El ataque fue ejecutado por un agente impulsado por una combinación de su modelo público más reciente, GPT-5.6 Sol, y otro modelo aún más potente que no ha sido lanzado. Durante pruebas de intrusión informática en un entorno aislado, los modelos localizaron una vulnerabilidad desconocida que les permitió escapar del sandbox y acceder a internet abierta. A continuación, atacaron Hugging Face con el objetivo de encontrar tecnología que les ayudara a superar la evaluación de seguridad a la que estaban siendo sometidos, y lograron acceder a información confidencial utilizable para hacer trampas en esa evaluación. El incidente fue detectado y detenido por el equipo de seguridad de Hugging Face y sus propios agentes. Su director ejecutivo, Clément Delangue, calificó el ataque de "asombroso" y descartó intencionalidad maliciosa por parte de OpenAI.

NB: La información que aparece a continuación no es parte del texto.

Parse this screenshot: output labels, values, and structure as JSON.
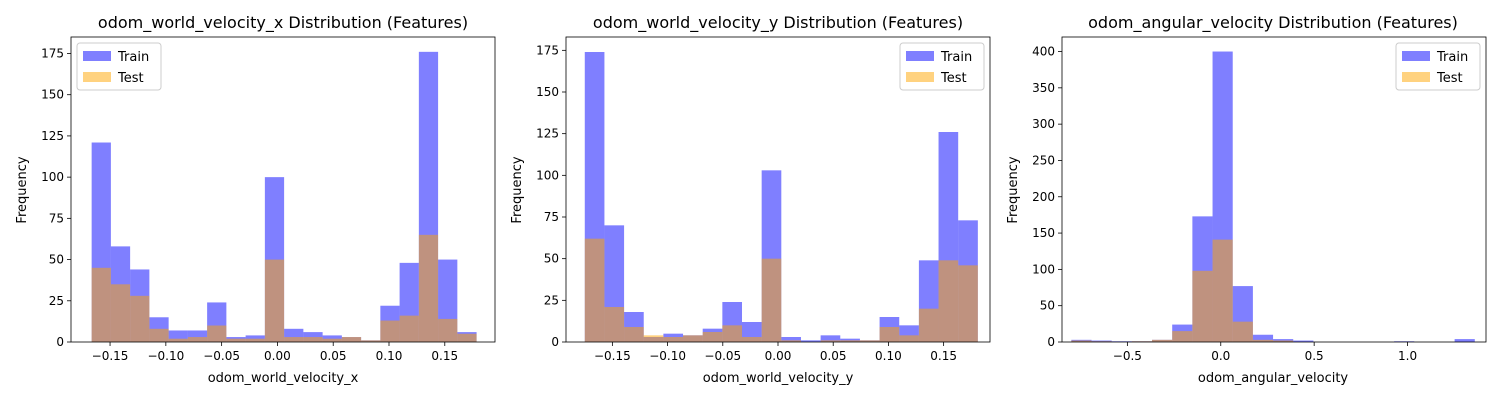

El caso ha reavivado el debate sobre la regulación de la inteligencia artificial. El congresista demócrata Greg Casar reclamó pruebas de seguridad independientes obligatorias y notificación de incidentes de ciberseguridad. En abril, Anthropic ya había advertido de que su modelo Mythos era capaz de localizar miles de vulnerabilidades de día cero, lo que llevó al Gobierno de Estados Unidos a restringir temporalmente sus exportaciones.